There’s a problem, June is in the middle of it, it’s solved by narrativium, June stares angrily into the camera, catchy pop song plays. Rinse. Lather. Repeat as necessary. BORING.
Ironically enough, (depending on how much you’ve been paying attention) the issue is that it’s not June who is the most interesting character, but, rather, it’s Serena.
This whole season rests on what happens with Serena and her quest to mother with Nichole because there are actual choices her character makes which shape the malleable form of the plot.
Serena has given Fred up for the sake of Nichole. How does this affect her standing in Gilead? How does it affect her standing in Canada? Do we have to look at her like a hero in this story? Does her judgement wash away all of the terrible ideology that she helped calcify into reality?
Either way, Serena has yet to atone for any of her figurative, or literal, sins, and it’s Moira who helps realize this when she drops an atomic-sized truth bomb on Serena by saying: “just because you got some new clothes doesn’t make you any different. You are still the same woman who held my friend down so your husband could rape her.” Wow.
Serena’s actions simply cannot be overlooked by the authorities in Canada, nor should they be dismissed by the writers because it appears like they want us to feel bad for Serena. She just wants to be a mom and she realizes that she made a terrible mistake in aiding the creation of Gilead. She may be in detention in Canada right now, but she was far more of a prisoner in Gilead.
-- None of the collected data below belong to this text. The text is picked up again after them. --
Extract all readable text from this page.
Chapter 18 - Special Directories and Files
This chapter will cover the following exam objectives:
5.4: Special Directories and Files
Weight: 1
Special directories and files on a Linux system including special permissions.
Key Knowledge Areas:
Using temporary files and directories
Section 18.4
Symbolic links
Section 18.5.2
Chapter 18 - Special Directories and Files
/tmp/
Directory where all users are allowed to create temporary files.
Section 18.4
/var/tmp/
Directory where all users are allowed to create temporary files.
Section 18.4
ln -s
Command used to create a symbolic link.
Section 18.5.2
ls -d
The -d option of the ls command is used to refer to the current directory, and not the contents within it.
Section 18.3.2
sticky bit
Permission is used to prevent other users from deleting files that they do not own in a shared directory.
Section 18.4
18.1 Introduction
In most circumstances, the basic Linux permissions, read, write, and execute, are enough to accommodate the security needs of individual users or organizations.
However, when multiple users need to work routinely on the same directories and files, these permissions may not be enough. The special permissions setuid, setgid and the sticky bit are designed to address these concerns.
Remember, The Handmaid’s Tale always succeeds when it tackles personal stories of survival and trauma. How will the writers address Serena’s fate, and complicity, in this entire situation? If they allow her reprieve, then that’s BIG problem. This is why the success of the finale, and the success of season three in general, rests heavily on the battered shoulders of Serena. Alright, on the the finale!
Apropos of nothing:
- I love the title for this episode. Because there are MANY sacrifices made by our characters in this episode, but in our entire season.
- I think it’s implied that June sacrifices a bit of herself by going FULL Walter White and allowing Eleanor to die without aid. BUT, I think the sacrifice should be more attributed to Eleanor. She knew that she was a wildcard. She knew that she couldn’t handle the responsibility of knowing the plan to save these children. So she chose to sacrifice herself for the greater good.
- There’s a mirroring here between Serena and Eleanor. Both may be disgusted by their husbands right now, but while Serena put up with Gilead for her stature, Eleanor hated it. Serena throws Fred under the bus, Eleanor sacrifices herself to help save Commander Lawrence. And in the end, rebellion forces Serena into detention with an uncertain fate, while Eleanor is set free.
- LOVE Lawrence’s side eye with June. Does he know June played a role in Eleanor’s death?
- Say what you will about Lawrence’s role in Gilead. But that man loved his wife to the end of the earth and back. He will always have my respect for that.